The company was formed in 1975, a low-water mark for the trailer industry that had not been rivaled until 2009. But while the trailer business was down in 1975, the oil business was riding a boom that lasted until the early 1980s.
When the bottom fell out of the oil business in 1982, the trailer industry was hardly the place to turn for booming business. The recovery from its 1975 low had run its course. This time the two industries when bust together.
“We survived, though,” Henderson says. “Until the oil bust, we were making all the oilfield trailers we possibly could. Suddenly that business went away. We were able to get by because we found a niche — building trailers to haul bulldozers. Our customers liked them. When they needed another, they came back and bought a new one from us.”
Nuttall recognized that its strength is in producing the custom trailers that industries such as the oilfield demand. One of the more unusual trailers that Nuttall has developed is one that “kneels” to the ground so that heavy equipment can be loaded from ground level. Rather than using conventional landing gear, this mildly sloping drop-deck trailer has landing legs that resemble a conversion hoist used on farm bodies. With the tractor removed, twin double-acting cylinders place the nose of the trailer on the ground to allow the equipment to be driven onto the deck.

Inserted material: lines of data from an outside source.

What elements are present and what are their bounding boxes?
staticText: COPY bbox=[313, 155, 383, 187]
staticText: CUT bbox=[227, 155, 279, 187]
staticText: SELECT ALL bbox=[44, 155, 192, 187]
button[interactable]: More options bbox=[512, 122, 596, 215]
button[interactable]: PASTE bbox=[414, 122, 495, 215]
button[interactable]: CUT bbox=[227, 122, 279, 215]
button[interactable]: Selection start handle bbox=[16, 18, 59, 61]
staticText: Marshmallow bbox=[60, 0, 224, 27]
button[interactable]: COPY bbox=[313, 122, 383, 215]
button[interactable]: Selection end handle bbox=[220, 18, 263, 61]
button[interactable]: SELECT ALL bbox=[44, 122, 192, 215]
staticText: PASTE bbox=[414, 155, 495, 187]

A beaver tail at the rear of the trailer makes it possible for the equipment to be driven forward off the rear as well.
“We aren't a big company,” Henderson says. “We only build about 100 trailers a year, so we really have to listen to our customers and provide them with something special to meet their needs. Some of our best ideas come from the guys who tow our trailers and work with them.”
Right now the market is asking for trailers with rolling tailboards — mostly with five axles. Seventy-ton capacity is the most requested, with Ridewell 240 Series underslung suspensions as standard.
“We are beginning to get requests for disc brakes now,” Henderson says.
Knowing the cyclical nature of the industry it serves, Nuttall makes it a point to reinvest in the company, especially during good times.
“We've bought a lot of equipment in recent years,” says Henderson, who bought the company from founder Bill Nuttall and Dale Gipson, the current sales manager, in 2005.
Since acquiring the company, Henderson has purchased multiple machine tools designed to improve quality and productivity. The biggest was a Retro Systems plasma cutting table. Other purchases include an HE&M band saw and a Koike Wel Handy multi-purpose welding carriage for automating the production of trailer main beams.
Nuttall main beams usually are 21 inches deep with 7" × ¾" flanges. Each is custom fabricated from T-1 steel.
“We are standard now on T-1,” Henderson says. “We won't build a five-axle trailer that isn't made from T-1.”
Other standard specs include 24" crossmember spacing. Crossmembers tend to be eight-inch I-beams. Oak decking is standard, with apitong available as an option.
The new fabrication equipment helps the company compete on the world stage. Nuttall has shipped its custom trailers as far away as Libya and Egypt. But as things stand right now in a very cyclical business, there are plenty of customers right here in the USA.